As of now, no final decision has been made, but a detailed review is underway.
The customs duty rejig was also mentioned by Finance Minister Nirmala Sitharaman in the July Budget, where she highlighted the need to support domestic manufacturing, deepen local value addition, promote export competitiveness, and simplify taxation, while keeping the interests of the general public and consumers in mind.
Experts believe that the comprehensive review of the rate structure should continue, as duty inversion remains an issue that needs addressing.
Sources indicate that the government also believes that customs duty rates should align with initiatives such as the Production-Linked Incentive (PLI) scheme. Sectors identified for the PLI scheme may require either concessional duty rates for critical components or protection in the form of higher duties. “Thus, this review of the duty structure and course correction will also consider these areas,” the sources added.

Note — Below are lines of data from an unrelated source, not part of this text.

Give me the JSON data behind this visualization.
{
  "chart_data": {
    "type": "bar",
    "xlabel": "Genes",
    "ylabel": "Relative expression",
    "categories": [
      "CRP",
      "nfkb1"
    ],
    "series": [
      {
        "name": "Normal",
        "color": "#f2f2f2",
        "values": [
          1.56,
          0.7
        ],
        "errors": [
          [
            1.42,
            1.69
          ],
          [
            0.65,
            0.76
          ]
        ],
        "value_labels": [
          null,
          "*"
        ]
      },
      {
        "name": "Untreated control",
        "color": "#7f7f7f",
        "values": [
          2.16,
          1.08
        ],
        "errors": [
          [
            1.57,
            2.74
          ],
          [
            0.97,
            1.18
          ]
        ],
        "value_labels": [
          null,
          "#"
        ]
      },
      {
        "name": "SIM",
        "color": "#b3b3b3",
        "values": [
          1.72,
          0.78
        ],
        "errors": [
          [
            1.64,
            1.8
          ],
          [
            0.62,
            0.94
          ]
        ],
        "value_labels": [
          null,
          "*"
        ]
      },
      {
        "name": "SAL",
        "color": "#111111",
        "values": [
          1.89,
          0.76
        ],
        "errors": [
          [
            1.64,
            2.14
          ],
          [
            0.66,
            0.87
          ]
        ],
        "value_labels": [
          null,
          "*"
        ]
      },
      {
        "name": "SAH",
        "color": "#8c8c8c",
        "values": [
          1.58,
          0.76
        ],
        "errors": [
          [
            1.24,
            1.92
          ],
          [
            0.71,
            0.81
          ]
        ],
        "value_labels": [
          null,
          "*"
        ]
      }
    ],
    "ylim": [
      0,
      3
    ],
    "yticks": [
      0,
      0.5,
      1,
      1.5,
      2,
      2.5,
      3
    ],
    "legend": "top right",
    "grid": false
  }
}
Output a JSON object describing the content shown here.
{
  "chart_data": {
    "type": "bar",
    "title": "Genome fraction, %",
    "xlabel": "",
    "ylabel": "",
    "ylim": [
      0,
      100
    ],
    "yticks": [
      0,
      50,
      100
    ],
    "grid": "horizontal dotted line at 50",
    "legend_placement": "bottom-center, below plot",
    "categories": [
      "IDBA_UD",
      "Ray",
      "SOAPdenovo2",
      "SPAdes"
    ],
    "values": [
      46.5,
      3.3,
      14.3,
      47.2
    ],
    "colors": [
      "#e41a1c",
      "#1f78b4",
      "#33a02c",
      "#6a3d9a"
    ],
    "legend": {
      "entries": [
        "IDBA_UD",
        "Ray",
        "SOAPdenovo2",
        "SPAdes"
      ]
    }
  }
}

Additionally, the Central Board of Indirect Taxes and Customs (CBIC) is reviewing all existing Free Trade Agreements (FTAs) from a duty perspective to ensure that their benefits are not being misused, and corrective actions will be taken to prevent misuse from affecting the domestic industry.
Given the U.S. is a major trading partner, “India is mindful of the U.S. stance under the Trump administration, which has been vocal about initiating protectionism and imposing higher tariffs on Indian exports. The CBIC is considering supporting exporters with WTO-compliant measures to enhance the competitiveness of their products,” sources explained.
“One of the key considerations for the government will be to assess the impact on domestic manufacturing, including the amount of value addition taking place in the country. The depreciation of the currency and developments in the US may also be important factors,” said Pratik Jain, Partner, Indirect Taxes at PwC India.
The budget estimates for 2024-25 for customs duties are ₹2,37,745 crore, around 4% of the total budget receipts.
It remains to be seen what the upcoming budget unveils for the industry.